Forward into Fall: Philosophy
Edited by Dick Donahue Compiled by Alia Akkam, Robert Dahlin, Charles Hix, Natalie Danford, Liz Hartman, Lauren Joyce, Hilary Kayle, Suzanne Mantell, Diane Patrick, Karole Riippa, Judith Rosen, Oona Short, Skip Skwarek, Julie Stevenson and Michelle Wildge -- Publishers Weekly, 8/6/2007
Columbia Univ. Press
The Art of War (Dec., $19.95) by Sun Zi (Sun Tzu), trans. by Victor Mair, offers a new take on the Chinese classic for military strategists and scholars.
Harvard Univ.
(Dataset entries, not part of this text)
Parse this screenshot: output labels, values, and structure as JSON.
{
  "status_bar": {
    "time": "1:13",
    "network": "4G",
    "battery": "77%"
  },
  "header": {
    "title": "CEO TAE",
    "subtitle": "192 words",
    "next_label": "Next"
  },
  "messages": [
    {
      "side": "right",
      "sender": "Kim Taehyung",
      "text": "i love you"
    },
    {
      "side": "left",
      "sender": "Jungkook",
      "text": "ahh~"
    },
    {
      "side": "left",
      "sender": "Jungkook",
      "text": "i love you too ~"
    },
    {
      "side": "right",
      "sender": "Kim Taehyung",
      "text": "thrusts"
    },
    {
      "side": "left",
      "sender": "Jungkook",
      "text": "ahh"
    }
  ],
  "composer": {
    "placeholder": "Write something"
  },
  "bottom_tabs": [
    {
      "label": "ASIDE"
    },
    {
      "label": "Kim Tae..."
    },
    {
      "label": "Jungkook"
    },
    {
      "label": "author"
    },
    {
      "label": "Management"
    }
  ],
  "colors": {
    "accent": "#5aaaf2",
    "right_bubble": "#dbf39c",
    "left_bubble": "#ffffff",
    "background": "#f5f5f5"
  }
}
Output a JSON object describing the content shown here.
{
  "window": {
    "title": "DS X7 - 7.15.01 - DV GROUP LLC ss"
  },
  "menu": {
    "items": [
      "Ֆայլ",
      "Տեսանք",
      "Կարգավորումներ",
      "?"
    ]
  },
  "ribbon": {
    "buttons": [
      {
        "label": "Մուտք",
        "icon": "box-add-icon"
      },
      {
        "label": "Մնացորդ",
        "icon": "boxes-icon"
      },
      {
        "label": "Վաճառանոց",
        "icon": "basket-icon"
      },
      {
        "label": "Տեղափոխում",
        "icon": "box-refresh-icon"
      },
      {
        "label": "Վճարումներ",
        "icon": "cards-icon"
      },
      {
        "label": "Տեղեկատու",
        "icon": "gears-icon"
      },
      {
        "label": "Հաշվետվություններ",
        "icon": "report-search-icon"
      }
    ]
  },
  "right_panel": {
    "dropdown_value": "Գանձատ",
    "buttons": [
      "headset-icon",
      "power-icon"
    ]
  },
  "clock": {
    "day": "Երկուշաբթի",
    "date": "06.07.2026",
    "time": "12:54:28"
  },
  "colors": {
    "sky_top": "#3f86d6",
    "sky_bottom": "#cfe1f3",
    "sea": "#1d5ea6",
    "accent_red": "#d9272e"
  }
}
Press
A Secular Age (Sept., $39.95) by Charles Taylor provides a historical perspective on secularization and belief in the transcendent.
Hill & Wang
Irreligion: A Mathematician Explains Why the Arguments for God Just Don’t Add Up (Jan., $20) by John Allen Paulos contains 12 chapters that refute the 12 arguments most often put forward for believing in God’s existence.
MIT Press
The Really Hard Problem: Meaning in a Material World (Nov., $27.95) by Owen Flanagan seeks to balance science’s claim that there is no “free will” with the search for meaning.
Pegasus Books
(dist. by Consortium)
A Beginner’s Guide to Philosophy (Dec., $19.95) by Dominique Janicaud examines a range of philosophical theories and techniques, from pre-Socratic thinkers to Hegel and Nietzsche.
State Univ. of New York Press
Global Fragments: Globalizations, Latinamericanisms, and Critical Theory (Oct., $70) by Eduardo Mendieta offers a philosophical approach to the processes of globalization in the context of Latin America.
Sterling
The Middle Way: Finding Happiness in a World of Extremes (Sept., $24.95) by Lou Marinoff reveals the ABCs for finding the “middle” path of Aristotle, Buddha and Confucius.